An FII typically tends to be focused on large caps. One of the reasons why we feel markets will rotate towards large caps is that foreign inflows will improve.
For retail [investors], their flows are going into the mid- and small-cap space. There is a huge divergence here. However, both are raising exposure in the Indian markets on the back of strong fundamentals. Foreign investors have a constraint in terms of liquidity in the small-cap space. A lot of companies in Make in India and energy transition themes are in the mid-cap space so FIIs are exposed to those themes and stocks.
In addition to retail investors directly investing in the stock markets, a lot of money is finding its way through mutual funds via the SIP route. So, there is a part of retail money being invested on the back of strong fundamentals.
Individual investors have been dealing in the futures and options market which is speculative in nature. How big a threat is this?

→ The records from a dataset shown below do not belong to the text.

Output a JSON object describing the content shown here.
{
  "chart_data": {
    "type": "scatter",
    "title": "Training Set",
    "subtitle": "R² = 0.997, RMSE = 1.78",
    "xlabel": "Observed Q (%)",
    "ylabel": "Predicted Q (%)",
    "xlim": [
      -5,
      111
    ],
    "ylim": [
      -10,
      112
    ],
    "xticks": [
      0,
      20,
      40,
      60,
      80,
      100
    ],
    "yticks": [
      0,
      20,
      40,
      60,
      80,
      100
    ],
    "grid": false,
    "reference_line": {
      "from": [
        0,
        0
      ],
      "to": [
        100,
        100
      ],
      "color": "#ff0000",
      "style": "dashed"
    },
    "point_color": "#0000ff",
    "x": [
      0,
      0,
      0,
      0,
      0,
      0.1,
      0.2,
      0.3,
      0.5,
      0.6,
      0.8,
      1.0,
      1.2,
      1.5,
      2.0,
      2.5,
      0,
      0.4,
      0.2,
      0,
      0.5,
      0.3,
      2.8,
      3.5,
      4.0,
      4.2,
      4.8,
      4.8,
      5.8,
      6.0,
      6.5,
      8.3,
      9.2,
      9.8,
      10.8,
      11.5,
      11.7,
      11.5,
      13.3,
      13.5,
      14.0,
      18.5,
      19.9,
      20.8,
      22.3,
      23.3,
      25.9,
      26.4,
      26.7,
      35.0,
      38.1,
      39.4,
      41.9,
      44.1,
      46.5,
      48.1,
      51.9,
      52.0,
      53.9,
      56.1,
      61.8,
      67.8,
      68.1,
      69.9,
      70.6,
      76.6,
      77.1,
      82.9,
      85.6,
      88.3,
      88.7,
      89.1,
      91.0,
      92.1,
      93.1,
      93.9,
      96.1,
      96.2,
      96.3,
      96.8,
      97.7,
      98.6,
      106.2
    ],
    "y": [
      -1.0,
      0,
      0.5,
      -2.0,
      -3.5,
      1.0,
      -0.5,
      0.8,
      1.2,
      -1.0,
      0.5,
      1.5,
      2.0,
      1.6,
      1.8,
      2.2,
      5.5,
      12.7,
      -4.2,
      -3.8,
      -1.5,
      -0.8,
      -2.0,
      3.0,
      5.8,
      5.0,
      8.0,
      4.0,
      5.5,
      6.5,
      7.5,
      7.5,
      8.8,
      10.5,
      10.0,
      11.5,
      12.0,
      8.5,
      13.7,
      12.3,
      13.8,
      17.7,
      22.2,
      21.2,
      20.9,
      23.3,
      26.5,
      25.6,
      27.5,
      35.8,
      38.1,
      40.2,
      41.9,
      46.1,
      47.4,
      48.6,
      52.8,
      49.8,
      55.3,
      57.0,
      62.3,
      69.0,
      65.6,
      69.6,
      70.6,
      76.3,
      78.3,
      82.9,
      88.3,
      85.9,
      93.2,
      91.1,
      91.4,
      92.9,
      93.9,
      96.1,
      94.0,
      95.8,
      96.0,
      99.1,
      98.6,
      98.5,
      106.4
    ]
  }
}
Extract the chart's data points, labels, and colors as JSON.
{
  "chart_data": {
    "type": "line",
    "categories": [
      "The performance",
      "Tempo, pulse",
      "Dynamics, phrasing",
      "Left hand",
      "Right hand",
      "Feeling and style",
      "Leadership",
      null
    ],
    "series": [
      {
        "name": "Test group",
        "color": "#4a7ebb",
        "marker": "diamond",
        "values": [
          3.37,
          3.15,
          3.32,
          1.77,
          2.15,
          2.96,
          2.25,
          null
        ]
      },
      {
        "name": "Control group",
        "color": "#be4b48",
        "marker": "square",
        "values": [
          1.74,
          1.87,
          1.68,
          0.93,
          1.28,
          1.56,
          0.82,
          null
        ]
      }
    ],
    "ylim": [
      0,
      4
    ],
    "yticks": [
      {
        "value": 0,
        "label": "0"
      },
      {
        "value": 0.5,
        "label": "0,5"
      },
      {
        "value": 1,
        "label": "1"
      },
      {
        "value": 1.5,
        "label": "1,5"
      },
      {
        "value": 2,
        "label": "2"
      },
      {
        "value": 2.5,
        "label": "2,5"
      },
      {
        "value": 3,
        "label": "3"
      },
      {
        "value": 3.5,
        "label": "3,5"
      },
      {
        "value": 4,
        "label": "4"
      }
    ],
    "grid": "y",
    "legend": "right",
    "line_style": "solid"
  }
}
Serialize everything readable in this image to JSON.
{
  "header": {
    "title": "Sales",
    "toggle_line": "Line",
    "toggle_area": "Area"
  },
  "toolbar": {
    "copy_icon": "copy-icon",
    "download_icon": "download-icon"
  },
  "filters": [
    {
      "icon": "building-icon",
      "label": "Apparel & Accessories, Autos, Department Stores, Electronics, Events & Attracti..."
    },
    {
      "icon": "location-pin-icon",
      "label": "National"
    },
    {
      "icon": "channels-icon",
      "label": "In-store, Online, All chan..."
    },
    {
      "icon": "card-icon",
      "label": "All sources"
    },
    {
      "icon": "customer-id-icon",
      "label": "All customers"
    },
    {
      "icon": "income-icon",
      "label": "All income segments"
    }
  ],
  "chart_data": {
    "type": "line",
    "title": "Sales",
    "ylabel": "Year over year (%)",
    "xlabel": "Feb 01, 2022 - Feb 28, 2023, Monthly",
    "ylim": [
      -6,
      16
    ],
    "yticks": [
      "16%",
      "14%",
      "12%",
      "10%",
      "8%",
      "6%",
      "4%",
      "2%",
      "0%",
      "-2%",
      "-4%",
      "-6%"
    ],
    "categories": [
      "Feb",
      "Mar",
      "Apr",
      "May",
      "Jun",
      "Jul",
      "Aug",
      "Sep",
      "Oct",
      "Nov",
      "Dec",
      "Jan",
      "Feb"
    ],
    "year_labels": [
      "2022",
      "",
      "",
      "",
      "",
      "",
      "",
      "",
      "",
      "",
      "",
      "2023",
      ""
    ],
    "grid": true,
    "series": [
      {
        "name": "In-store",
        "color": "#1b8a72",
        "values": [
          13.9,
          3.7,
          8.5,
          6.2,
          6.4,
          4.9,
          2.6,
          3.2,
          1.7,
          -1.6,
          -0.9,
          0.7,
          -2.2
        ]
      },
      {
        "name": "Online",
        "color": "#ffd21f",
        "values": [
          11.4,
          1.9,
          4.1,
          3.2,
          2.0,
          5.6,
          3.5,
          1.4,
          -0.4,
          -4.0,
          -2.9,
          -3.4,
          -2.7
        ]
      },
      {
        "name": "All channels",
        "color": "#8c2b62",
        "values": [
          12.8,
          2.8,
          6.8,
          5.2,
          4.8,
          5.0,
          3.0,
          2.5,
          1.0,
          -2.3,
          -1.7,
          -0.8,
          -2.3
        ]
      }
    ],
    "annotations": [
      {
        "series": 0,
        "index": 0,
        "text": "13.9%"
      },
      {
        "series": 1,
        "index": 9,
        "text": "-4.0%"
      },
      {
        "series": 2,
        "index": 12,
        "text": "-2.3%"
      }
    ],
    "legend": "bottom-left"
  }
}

It is not a systemic concern for two reasons. One, we do not think a lot of the trading in these segments is happening on the margins. Two, the overall delta exposure in the system is not high because the bulk of activity is in the contracts that are expiring the same day. In this scenario, the chances of systemic risk from this segment to the broader markets are less.
What themes do you expect will dominate in 2024?
Last year was one of mid and small caps in India. This year will be about large caps. If you look at it from a factor lens, what has been working for India is ‘size’ factor—i.e. mid and small caps—but also the momentum and value factors.
We also think that investors will shift focus towards more quality pockets of the market. Hence, high-quality companies with strong balance sheets, cash flows and higher ROEs [return on equities] will start to do much better. There will be churning in the market. What is also encouraging is that over the past month or so, we have also seen foreign flows coming back in.
The reality of the Indian markets is that if you look at foreign ownership or foreign positioning in India, it is still relatively conservative, towards the lower end of its historical range over the past decade. There is strong room to grow.